Tanto antes como después de esta frase sigue absorta, pero por fin se mueve y da la vuelta, imperturbable en su aspecto natural y adquirido, hacia la puerta. El señor Tulkinghorn abre ambas puertas exactamente igual que lo hubiera hecho ayer, o hace diez años, y hace su reverencia anticuada cuando sale ella. La mirada que recibe de esa hermosa faz cuando pasa ésta a la oscuridad no es corriente, ni es corriente el gesto, aunque leve, con que reconoce su cortesía. Pero, como reflexiona él cuando se queda a solas, la mujer no ha estado sometida a una presión corriente.

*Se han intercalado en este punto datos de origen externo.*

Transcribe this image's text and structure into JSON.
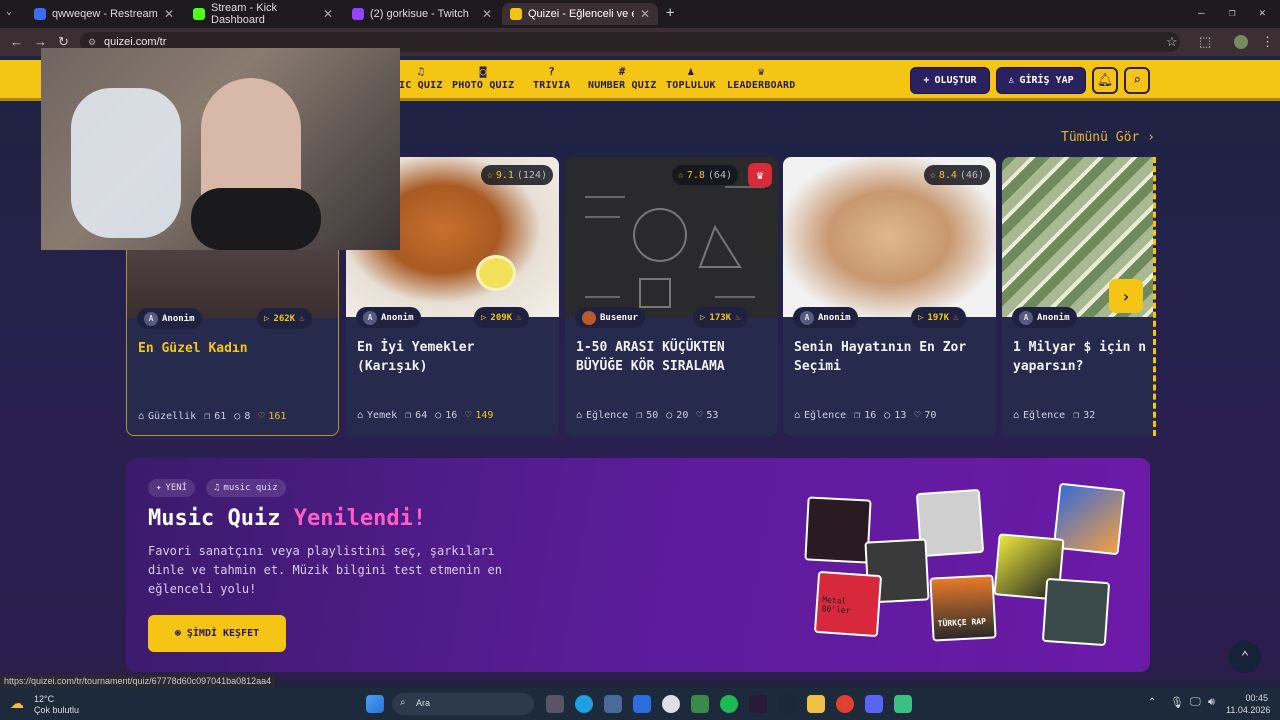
{
  "browser": {
    "tabs": [
      {
        "title": "qwweqew - Restream",
        "color": "#3d6cf2"
      },
      {
        "title": "Stream - Kick Dashboard",
        "color": "#53fc18"
      },
      {
        "title": "(2) gorkisue - Twitch",
        "color": "#9146ff"
      },
      {
        "title": "Quizei - Eğlenceli ve etkileşimli",
        "color": "#f5c515"
      }
    ],
    "url": "quizei.com/tr"
  },
  "header": {
    "nav": [
      {
        "icon": "♫",
        "label": "IC QUIZ"
      },
      {
        "icon": "◙",
        "label": "PHOTO QUIZ"
      },
      {
        "icon": "?",
        "label": "TRIVIA"
      },
      {
        "icon": "#",
        "label": "NUMBER QUIZ"
      },
      {
        "icon": "♟",
        "label": "TOPLULUK"
      },
      {
        "icon": "♛",
        "label": "LEADERBOARD"
      }
    ],
    "create_label": "OLUŞTUR",
    "login_label": "GİRİŞ YAP"
  },
  "section": {
    "see_all": "Tümünü Gör ›"
  },
  "cards": [
    {
      "rating": "",
      "rating_count": "",
      "author": "Anonim",
      "plays": "262K",
      "title": "En Güzel Kadın",
      "category": "Güzellik",
      "questions": "61",
      "comments": "8",
      "likes": "161"
    },
    {
      "rating": "9.1",
      "rating_count": "(124)",
      "author": "Anonim",
      "plays": "209K",
      "title": "En İyi Yemekler (Karışık)",
      "category": "Yemek",
      "questions": "64",
      "comments": "16",
      "likes": "149"
    },
    {
      "rating": "7.8",
      "rating_count": "(64)",
      "author": "Busenur",
      "plays": "173K",
      "title": "1-50 ARASI KÜÇÜKTEN BÜYÜĞE KÖR SIRALAMA",
      "category": "Eğlence",
      "questions": "50",
      "comments": "20",
      "likes": "53"
    },
    {
      "rating": "8.4",
      "rating_count": "(46)",
      "author": "Anonim",
      "plays": "197K",
      "title": "Senin Hayatının En Zor Seçimi",
      "category": "Eğlence",
      "questions": "16",
      "comments": "13",
      "likes": "70"
    },
    {
      "rating": "",
      "rating_count": "",
      "author": "Anonim",
      "plays": "",
      "title": "1 Milyar $ için n yaparsın?",
      "category": "Eğlence",
      "questions": "32",
      "comments": "",
      "likes": ""
    }
  ],
  "banner": {
    "tag_new": "YENİ",
    "tag_music": "music quiz",
    "title_main": "Music Quiz",
    "title_highlight": "Yenilendi!",
    "description": "Favori sanatçını veya playlistini seç, şarkıları dinle ve tahmin et. Müzik bilgini test etmenin en eğlenceli yolu!",
    "button": "ŞİMDİ KEŞFET",
    "album_text_1": "Metal",
    "album_text_2": "80'ler",
    "album_text_3": "TÜRKÇE RAP"
  },
  "status_url": "https://quizei.com/tr/tournament/quiz/67778d60c097041ba0812aa4",
  "taskbar": {
    "weather_temp": "12°C",
    "weather_desc": "Çok bulutlu",
    "search_placeholder": "Ara",
    "time": "00:45",
    "date": "11.04.2026"
  }
}
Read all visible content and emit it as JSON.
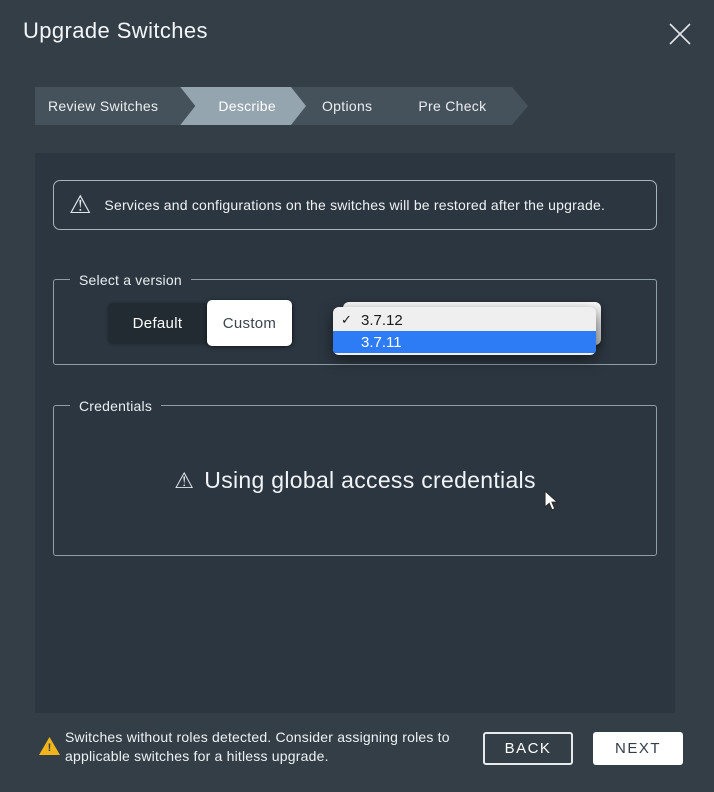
{
  "colors": {
    "modal_bg": "#333e47",
    "panel_bg": "#2c3640",
    "stepper_bar": "#46525b",
    "stepper_active": "#95a5b0",
    "highlight_blue": "#2e7bf6",
    "warning_yellow": "#f1b51b",
    "border_light": "#a6b4bc"
  },
  "header": {
    "title": "Upgrade Switches"
  },
  "stepper": {
    "steps": [
      {
        "label": "Review Switches",
        "active": false
      },
      {
        "label": "Describe",
        "active": true
      },
      {
        "label": "Options",
        "active": false
      },
      {
        "label": "Pre Check",
        "active": false
      }
    ]
  },
  "notice": {
    "icon_glyph": "⚠",
    "text": "Services and configurations on the switches will be restored after the upgrade."
  },
  "version_section": {
    "label": "Select a version",
    "toggle": {
      "options": {
        "0": "Default",
        "1": "Custom"
      },
      "selected": "Custom"
    },
    "dropdown": {
      "check_glyph": "✓",
      "options": [
        {
          "label": "3.7.12",
          "checked": true,
          "highlighted": false
        },
        {
          "label": "3.7.11",
          "checked": false,
          "highlighted": true
        }
      ]
    }
  },
  "credentials_section": {
    "label": "Credentials",
    "icon_glyph": "⚠",
    "message": "Using global access credentials"
  },
  "footer": {
    "warning_glyph": "!",
    "warning_text": "Switches without roles detected. Consider assigning roles to applicable switches for a hitless upgrade.",
    "back_label": "BACK",
    "next_label": "NEXT"
  }
}
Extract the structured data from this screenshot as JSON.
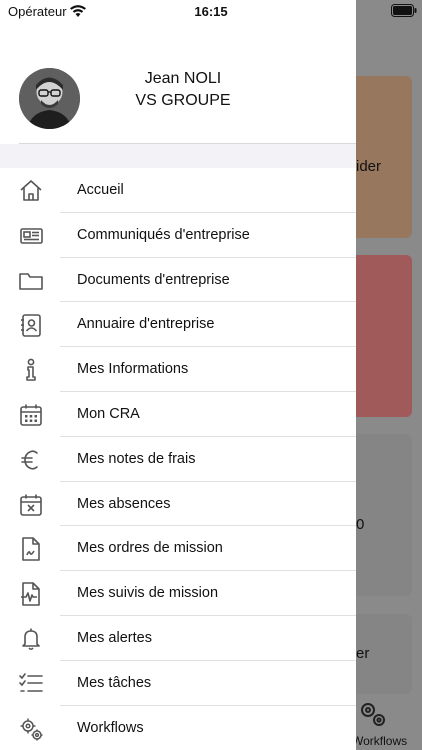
{
  "status_bar": {
    "carrier": "Opérateur",
    "time": "16:15",
    "wifi_icon": "wifi-icon",
    "battery_icon": "battery-icon"
  },
  "profile": {
    "name": "Jean NOLI",
    "company": "VS GROUPE"
  },
  "menu": {
    "items": [
      {
        "label": "Accueil",
        "icon": "home-icon"
      },
      {
        "label": "Communiqués d'entreprise",
        "icon": "newspaper-icon"
      },
      {
        "label": "Documents d'entreprise",
        "icon": "folder-icon"
      },
      {
        "label": "Annuaire d'entreprise",
        "icon": "contact-book-icon"
      },
      {
        "label": "Mes Informations",
        "icon": "info-icon"
      },
      {
        "label": "Mon CRA",
        "icon": "calendar-icon"
      },
      {
        "label": "Mes notes de frais",
        "icon": "euro-icon"
      },
      {
        "label": "Mes absences",
        "icon": "calendar-x-icon"
      },
      {
        "label": "Mes ordres de mission",
        "icon": "document-icon"
      },
      {
        "label": "Mes suivis de mission",
        "icon": "document-pulse-icon"
      },
      {
        "label": "Mes alertes",
        "icon": "bell-icon"
      },
      {
        "label": "Mes tâches",
        "icon": "checklist-icon"
      },
      {
        "label": "Workflows",
        "icon": "gears-icon"
      }
    ]
  },
  "background": {
    "card1_text": "ider",
    "card3_text": "0",
    "card4_text": "er",
    "workflows_label": "Workflows"
  }
}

Lo comprendería todavía mejor si viera cómo la mujer recorre ahora sus propios aposentos, con los cabellos desordenados y apartados de la cara, que tiene echada hacia atrás, las manos puestas en la nuca, el cuerpo retorcido como por el dolor. Lo pensaría todavía más si viera cómo la mujer se pasa andando varias horas así, sin cansarse, sin descansar, seguida por los fieles pasos en el Paseo del Fantasma. Pero ahora él cierra la ventana para protegerse contra el viento que ya sopla fresco, corre las cortinas y se acuesta y se duerme. Y es verdad que cuando las estrellas se apagan y el pálido día penetra en el dormitorio de la torreta lo encuentra más viejo que nunca, y parece como si tanto el sepulturero como la pala ya estuvieran dispuestos y dentro de poco fueran a empezar a cavar.

El mismo día pálido atisba a Sir Leicester, que perdona a un país arrepentido en un sueño majestuosamente condescendiente, y a los primos que ocupan diversos cargos públicos, y sobre todo empiezan a percibir sueldos, y la casta Volumnia que concede una dote de 50.000 libras a un general feo y viejo, con una boca llena de dientes falsos, como un piano con demasiadas teclas, que desde hace mucho tiempo es la admiración de Bath y el terror de todas las demás comunidades. También atisba otros dormitorios en las partes más altas del tejado, y los cuartos del servicio en los patios y encima de las cuadras, donde ambiciones más humildes sueñan con la felicidad, en forma de pabellones de guardabosques y de uniones en santo matrimonio con Will o con Sally. Se levanta el sol brillante y se lo lleva todo con él: los Wills y las Sallys, el vapor latente en la tierra, las hojas y las flores que caen hacia el suelo, los pájaros y los animales y los insectos, los jardineros que barren la hierba bañada por el rocío y revelan un terciopelo esmeralda por donde pasa el rodillo, el humo de la gran cocina que sube recto y alto por el aire iluminado. Por fin se iza la bandera por encima de la cabeza inconsciente del señor Tulkinghorn, para proclamar con animación que Sir Leicester y Lady Dedlock están en su dulce hogar y que reina la hospitalidad en su casa de Lincolnshire.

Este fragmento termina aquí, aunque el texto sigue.